I listened to a variety of music with the GYFU on various systems. My main system is a combination of the Chord Qutest and Bakoon AMP-13R, while my secondary system used was a Topping D30 Pro and A30 Pro stack. Finally, I also spent quite a bit of time using the GYFU with the Lotoo PAW 6000 Digital Audio Player and the Apple USB-C to 3.5mm dongle paired with my phone. My impressions don't really change too much from device to device, as I don't think this specific headphone scales greatly with any system, and, if anything, I'd prefer it with a warmer chain.

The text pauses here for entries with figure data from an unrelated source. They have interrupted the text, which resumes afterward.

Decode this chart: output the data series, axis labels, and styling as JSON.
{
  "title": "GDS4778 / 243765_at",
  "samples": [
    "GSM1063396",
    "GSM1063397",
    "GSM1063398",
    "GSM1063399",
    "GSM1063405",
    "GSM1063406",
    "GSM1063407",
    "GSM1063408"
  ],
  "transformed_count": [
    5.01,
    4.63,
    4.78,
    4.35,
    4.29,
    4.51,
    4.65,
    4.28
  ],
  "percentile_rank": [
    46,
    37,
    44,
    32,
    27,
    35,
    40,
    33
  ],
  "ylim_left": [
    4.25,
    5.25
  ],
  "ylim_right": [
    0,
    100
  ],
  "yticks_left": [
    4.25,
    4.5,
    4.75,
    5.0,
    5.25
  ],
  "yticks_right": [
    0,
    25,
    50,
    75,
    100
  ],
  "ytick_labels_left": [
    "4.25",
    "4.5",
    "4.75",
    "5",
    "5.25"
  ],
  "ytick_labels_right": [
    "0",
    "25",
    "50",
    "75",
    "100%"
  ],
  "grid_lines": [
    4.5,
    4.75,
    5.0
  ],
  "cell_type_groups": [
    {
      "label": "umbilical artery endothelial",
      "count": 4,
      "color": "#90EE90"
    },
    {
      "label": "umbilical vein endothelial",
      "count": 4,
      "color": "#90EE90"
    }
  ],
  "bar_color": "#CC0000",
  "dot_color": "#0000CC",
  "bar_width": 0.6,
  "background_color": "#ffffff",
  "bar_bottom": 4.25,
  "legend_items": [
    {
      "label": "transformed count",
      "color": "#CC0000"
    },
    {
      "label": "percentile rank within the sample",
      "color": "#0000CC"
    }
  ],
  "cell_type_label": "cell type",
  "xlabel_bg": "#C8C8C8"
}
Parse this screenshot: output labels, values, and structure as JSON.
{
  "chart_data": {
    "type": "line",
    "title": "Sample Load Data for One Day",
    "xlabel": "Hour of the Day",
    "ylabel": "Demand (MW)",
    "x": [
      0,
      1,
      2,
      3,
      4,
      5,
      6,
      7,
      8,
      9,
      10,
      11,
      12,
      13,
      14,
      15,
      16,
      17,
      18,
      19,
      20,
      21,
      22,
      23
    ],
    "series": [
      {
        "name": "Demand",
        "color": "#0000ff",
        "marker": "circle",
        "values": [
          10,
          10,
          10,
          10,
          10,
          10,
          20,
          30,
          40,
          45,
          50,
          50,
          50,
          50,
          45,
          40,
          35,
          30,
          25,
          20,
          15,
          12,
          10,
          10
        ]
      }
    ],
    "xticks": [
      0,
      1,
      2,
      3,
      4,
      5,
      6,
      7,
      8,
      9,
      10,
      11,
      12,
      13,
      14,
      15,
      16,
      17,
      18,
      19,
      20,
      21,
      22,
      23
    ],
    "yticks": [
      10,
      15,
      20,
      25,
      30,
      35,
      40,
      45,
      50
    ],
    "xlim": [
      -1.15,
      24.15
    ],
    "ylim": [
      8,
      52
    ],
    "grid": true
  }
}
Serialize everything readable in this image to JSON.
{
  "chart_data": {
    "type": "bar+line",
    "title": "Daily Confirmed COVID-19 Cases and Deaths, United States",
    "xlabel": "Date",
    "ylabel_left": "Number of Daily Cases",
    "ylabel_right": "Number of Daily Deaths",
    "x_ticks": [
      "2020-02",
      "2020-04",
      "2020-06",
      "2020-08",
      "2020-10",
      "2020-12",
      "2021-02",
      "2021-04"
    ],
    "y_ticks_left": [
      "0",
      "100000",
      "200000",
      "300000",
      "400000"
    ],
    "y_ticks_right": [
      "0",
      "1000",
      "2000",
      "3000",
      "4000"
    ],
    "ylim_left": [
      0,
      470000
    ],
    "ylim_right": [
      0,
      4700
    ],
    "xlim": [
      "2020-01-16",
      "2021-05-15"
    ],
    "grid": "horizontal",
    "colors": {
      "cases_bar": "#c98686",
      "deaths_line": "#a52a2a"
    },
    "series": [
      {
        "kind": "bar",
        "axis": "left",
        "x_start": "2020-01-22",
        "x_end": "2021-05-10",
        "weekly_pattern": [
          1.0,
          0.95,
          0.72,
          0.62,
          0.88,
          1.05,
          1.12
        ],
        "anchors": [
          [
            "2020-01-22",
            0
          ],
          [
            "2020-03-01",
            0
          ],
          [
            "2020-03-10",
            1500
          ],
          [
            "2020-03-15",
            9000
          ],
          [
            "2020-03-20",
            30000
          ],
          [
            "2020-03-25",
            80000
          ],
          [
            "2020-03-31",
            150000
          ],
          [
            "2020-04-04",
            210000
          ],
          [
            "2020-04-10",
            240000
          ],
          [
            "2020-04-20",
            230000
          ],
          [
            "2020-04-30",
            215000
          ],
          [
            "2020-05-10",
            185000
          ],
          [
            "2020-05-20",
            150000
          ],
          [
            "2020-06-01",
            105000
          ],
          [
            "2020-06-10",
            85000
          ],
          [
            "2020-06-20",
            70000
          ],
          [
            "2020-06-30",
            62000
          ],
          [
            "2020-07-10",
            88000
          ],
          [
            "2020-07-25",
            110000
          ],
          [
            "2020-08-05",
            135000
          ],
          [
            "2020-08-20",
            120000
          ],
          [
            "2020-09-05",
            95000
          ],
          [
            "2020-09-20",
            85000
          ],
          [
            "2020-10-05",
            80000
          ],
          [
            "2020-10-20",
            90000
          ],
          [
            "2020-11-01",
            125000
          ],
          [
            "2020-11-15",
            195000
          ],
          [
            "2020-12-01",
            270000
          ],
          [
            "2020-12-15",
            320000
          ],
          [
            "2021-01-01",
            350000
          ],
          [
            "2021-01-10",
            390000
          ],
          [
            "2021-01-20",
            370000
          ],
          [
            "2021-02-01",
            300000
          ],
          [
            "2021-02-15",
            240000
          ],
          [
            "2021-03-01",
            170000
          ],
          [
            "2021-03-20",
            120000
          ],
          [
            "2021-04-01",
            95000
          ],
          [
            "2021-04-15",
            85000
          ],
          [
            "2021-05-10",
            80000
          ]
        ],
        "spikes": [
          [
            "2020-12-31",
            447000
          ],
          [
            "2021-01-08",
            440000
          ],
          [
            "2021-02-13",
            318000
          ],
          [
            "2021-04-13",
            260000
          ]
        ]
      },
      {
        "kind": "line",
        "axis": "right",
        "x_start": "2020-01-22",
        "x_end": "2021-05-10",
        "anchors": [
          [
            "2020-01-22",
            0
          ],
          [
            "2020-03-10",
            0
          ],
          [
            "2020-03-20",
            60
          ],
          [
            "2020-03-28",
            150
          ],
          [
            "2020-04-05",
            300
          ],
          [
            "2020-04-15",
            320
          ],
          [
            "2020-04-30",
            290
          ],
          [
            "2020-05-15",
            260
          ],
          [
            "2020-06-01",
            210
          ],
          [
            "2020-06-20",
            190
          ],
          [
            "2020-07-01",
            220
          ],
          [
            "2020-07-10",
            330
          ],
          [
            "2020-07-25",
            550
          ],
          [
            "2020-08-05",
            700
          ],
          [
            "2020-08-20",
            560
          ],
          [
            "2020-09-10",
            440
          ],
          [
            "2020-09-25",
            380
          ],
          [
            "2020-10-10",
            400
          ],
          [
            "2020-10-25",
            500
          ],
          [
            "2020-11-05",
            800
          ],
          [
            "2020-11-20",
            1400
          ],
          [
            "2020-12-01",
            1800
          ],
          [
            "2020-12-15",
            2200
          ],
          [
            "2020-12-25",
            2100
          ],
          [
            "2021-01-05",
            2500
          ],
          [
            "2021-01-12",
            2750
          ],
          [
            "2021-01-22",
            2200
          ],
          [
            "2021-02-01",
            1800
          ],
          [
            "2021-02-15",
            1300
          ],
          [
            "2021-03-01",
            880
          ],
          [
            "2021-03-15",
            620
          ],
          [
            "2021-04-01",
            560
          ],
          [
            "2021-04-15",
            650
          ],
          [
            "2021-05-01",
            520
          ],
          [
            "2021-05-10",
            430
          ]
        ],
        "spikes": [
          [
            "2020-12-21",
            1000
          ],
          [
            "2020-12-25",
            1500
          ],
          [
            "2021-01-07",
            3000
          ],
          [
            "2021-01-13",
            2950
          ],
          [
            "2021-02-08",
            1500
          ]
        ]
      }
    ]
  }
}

Listening to this headphone with Tegan and Sara's various tracks, I found the vocals to be especially pitched up, with a lack of weight and more of a light metallic sound than I would have expected. That's saying something considering these twins already have a higher pitched set of voices than many. The low end response on many of the tracks from their "Love You to Death" album sound nicely weighted and fun, though lacking some texture and depth, especially on the harder hitting tracks.

In Air's "Moon Safari" album, I found similar issues, though not nearly as pronounced. Across various songs, like the female-vocal led "All I Need" and the male-synth'd vocal "Remember", I found that certain synth instruments sounded a tad sparkly and bright, though also dull and flat. Again, the low end felt full and strong, but the upper-mids and treble just had an imbalance of good and bad that always shined the spotlight on the harshness more so than anything else. Unfortunately, I don't find the GYFU very smooth, which has become something I really look for in the treble range nowadays.

In "Something in the Way" by the Beatles, George Harrison's vocals sound solid, and I don't feel too much of the nasally pitch, beyond what is already present on the old track. The bass plucks have a nice weight and feel to them and are well defined and separated from the left channel, while the guitars come across nicely on the right end, though occasionally are presented a tad brighter than I'd expect. In this particular track, I feel the GYFU headphone does its presentation rather well, though there's still a bit of trouble in the bridge sections where the snare drums come in and sound a tad dull and not really accurate presented.


Little Dot's first attempt here seems like they are trying a bit too hard right out of the gate. In hindsight, I don't think any of these multi-driver headphones have fared too well in the past, and I personally think this one is just an "alright" headphone, but for its asking price, there's plenty of much better competition at lower costs and from bigger companies. 

While I do like the overall wood cups and grill style, I find the overall look of the headphones to be a bit of a distraction more than something I think looks very attractive. The sound also doesn't play that well with my ears, although it does work with some music.

I do hope there's more attempts from this brand and others from the Chinese market as there's a lot of growth potential here. Unfortunately, at the $550 asking price, I'd recommend a laundry list of other items. If this had been half the price, it may have been more competitive (or may be not either).